Assouan, par Carl Wuttke (1849 - 1927)
 "Enfin, paraît Assouan, la ville des cataractes.
Quand on jette les yeux autour de soi, c'est à croire qu'un enchantement vous a transporté dans un monde entièrement nouveau. L'on s'abandonne sans résistance aux sentiments les plus divers de surprise, d'admiration et de plaisir. Le Nil semble être à la fin de son cours ; la dahabiyeh qui vous a amené là paraît être dans un lac de belle forme. Les rochers qui s'empilent les uns sur les autres ont un reflet brun rouge, comme toutes les pierres de cette région. C'est là, en effet, le port de l'antique Syène, la patrie du syénite, au milieu de la barre de granit que la montagne arabique allonge vers l'Occident, entre des roches plus récentes, pour interrompre le cours du Nil, mais le vaillant fleuve a réussi à briser cette barrière, à la hauteur de la première cataracte. Comme il s'enlève bien, sur le fond rougeâtre de ces rochers, le vert des beaux palmiers, tout chargés déjà de leurs grappes de fleurs naissantes, qui entourent Assouan sur la gauche, sans cependant dérober aux regards le quartier haut de la ville !
Un superbe fragment de muraille, le dernier reste peut-être d'une baie détruite, s'étend vers l'île d'Éléphantine, dont la surface, découpée comme une feuille d'olivier sauvage, porte un vêtement de champs, de buissons et de palmes d'un vert charmant. Derrière l'île, à l'ouest, une des chaînes de collines qui forment la montagne libyque se dresse, couronnée d'un fort arabe en ruines, comme pour fermer le paysage. Les murailles noircies se détachent en contraste pittoresque sur le sable jaune du désert ; on se demande ce que serait cette vallée si richement parée de vert, sans le fleuve qui pénètre par ici en Égypte, après avoir franchi la première cataracte, l'un des ouvrages défensifs les plus solides qu'ait jamais élevés la nature. Assouan est vraiment bâtie sur le seuil même de l'Égypte, et son vieux nom égyptien, Soun, paraît des mieux choisis, car il signifie celui qui ouvre l'accès. De Soun, on dériva le grec Syène, et, par l'intermédiaire du copte Souan, l'arabe Assouan." 

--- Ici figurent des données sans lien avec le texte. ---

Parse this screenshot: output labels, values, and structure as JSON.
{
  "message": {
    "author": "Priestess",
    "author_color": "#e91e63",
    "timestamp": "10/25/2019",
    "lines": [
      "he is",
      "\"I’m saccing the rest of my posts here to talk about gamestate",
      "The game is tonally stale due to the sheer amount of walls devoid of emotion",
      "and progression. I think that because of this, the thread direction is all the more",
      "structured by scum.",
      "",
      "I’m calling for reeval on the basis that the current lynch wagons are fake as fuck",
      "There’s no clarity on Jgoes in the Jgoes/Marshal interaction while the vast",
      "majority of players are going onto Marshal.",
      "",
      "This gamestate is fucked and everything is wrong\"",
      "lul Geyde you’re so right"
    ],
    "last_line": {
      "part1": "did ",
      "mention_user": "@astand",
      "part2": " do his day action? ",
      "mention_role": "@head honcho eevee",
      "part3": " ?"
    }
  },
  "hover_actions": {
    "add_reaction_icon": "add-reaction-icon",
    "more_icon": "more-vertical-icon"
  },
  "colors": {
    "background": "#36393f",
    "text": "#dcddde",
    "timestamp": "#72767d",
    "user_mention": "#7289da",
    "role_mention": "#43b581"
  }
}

extrait de La Vallée du Nil, époque contemporaine, 1892, par Maxime Legrand

mercredi 20 novembre 2019

Philae, "cette perle de la vallée" (Maxime Legrand)

photo de Félix Bonfils

"Mais qu'est-ce qui prête à l'île de Philae le charme pénétrant que personne ne lui refuse ? Sont-ce les édifices splendides qu'elle porte ? Est-ce la guirlande de fraîche verdure qui pare les berges, et qui inspirait à un grand artiste en jardins, le prince de Pückler-Muskau, le désir de la métamorphoser en parc ? Est-ce l'eau brillante, douce, toujours fraîche du fleuve qui la sépare du désert et la baigne tout à l'entour ? Est-ce la profusion de blocs graniteux et de roches déchiquetées qui l'enveloppe à demi vers le nord, comme une couronne d'épines, ou la fertilité du sol qui réjouit le regard quand on jette les yeux vers le sud ? Est-ce enfin le bleu profond du ciel dans ces parages absolument sans pluie, ce bleu dont aucun nuage noir ne trouble la pureté, ni en hiver ni en été ? On peut trouver aussi beau, peut-être même plus beau que tout cela dans d'autres localités de l'Égypte, mais on ne peut nommer, dans le reste du monde, un endroit où tous les charmes de la nature la plus pittoresque soient, comme ici, réunis tous à la fois et bien indissolublement à des tableaux d'un fini et d'une utilité parfaite, sanctifiés, pour ainsi dire par les souvenirs historiques qui flottent à l'entour. C'est avec un tact exquis que les prêtres des temps pharaoniques avaient consacré à une divinité féminine, à Isis, cette perle de la vallée.
L'île a la forme d'une sandale. La berge est consolidée contre les effets des hautes eaux par une muraille solide et presque partout bien conservée. Un bras étroit du Nil sépare Bigèh de la rive occidentale de Philae. C'est une île rocheuse ; les anciens Égyptiens l'appelaient Senem, et plusieurs inscriptions nous apprennent qu'on s'y rendait autrefois en pèlerinage. Sur un tableau, on voit la momie d'Osiris, transportée à travers le Nil par un crocodile. Ce tableau avait trait sans doute à quelque légende ancienne, dont la trace paraît se retrouver dans un conte des Mille et une Nuits. Il n'y a pas en Égypte et en Nubie un homme du commun qui sache ce que c'est que l'île de Philae ; tout le monde l'appelle Anas el-Ougoud, et Anas el-Ougoud était l'amant de la belle Zah el-Ouard, la Rose en fleur. L'histoire de ce couple, de sa séparation, de sa réunion finale, telle qu'elle est dans la bouche de Schéhérazade, est certainement née sur les bords du Nil ; les conteurs disent aujourd'hui, en commençant à la réciter : "Je m'en vais te construire un château au milieu du fleuve de Kenous", de la Nubie septentrionale. Le château en question est le temple d'Isis. On raconte, dans l'histoire d'Anas el-Ougoud, que le jeune héros monta sur le dos d'un crocodile pour arriver jusqu'à sa bien-aimée, qui était retenue prisonnière dans un château placé dans une île. Ce récit ne serait-il pas issu de la légende d'Isis et d'Osiris, qui s'aimèrent tendrement et furent séparés l'un de l'autre, et de la tradition du dieu qui gagna la retraite d'Isis avec l'aide d'un crocodile ?"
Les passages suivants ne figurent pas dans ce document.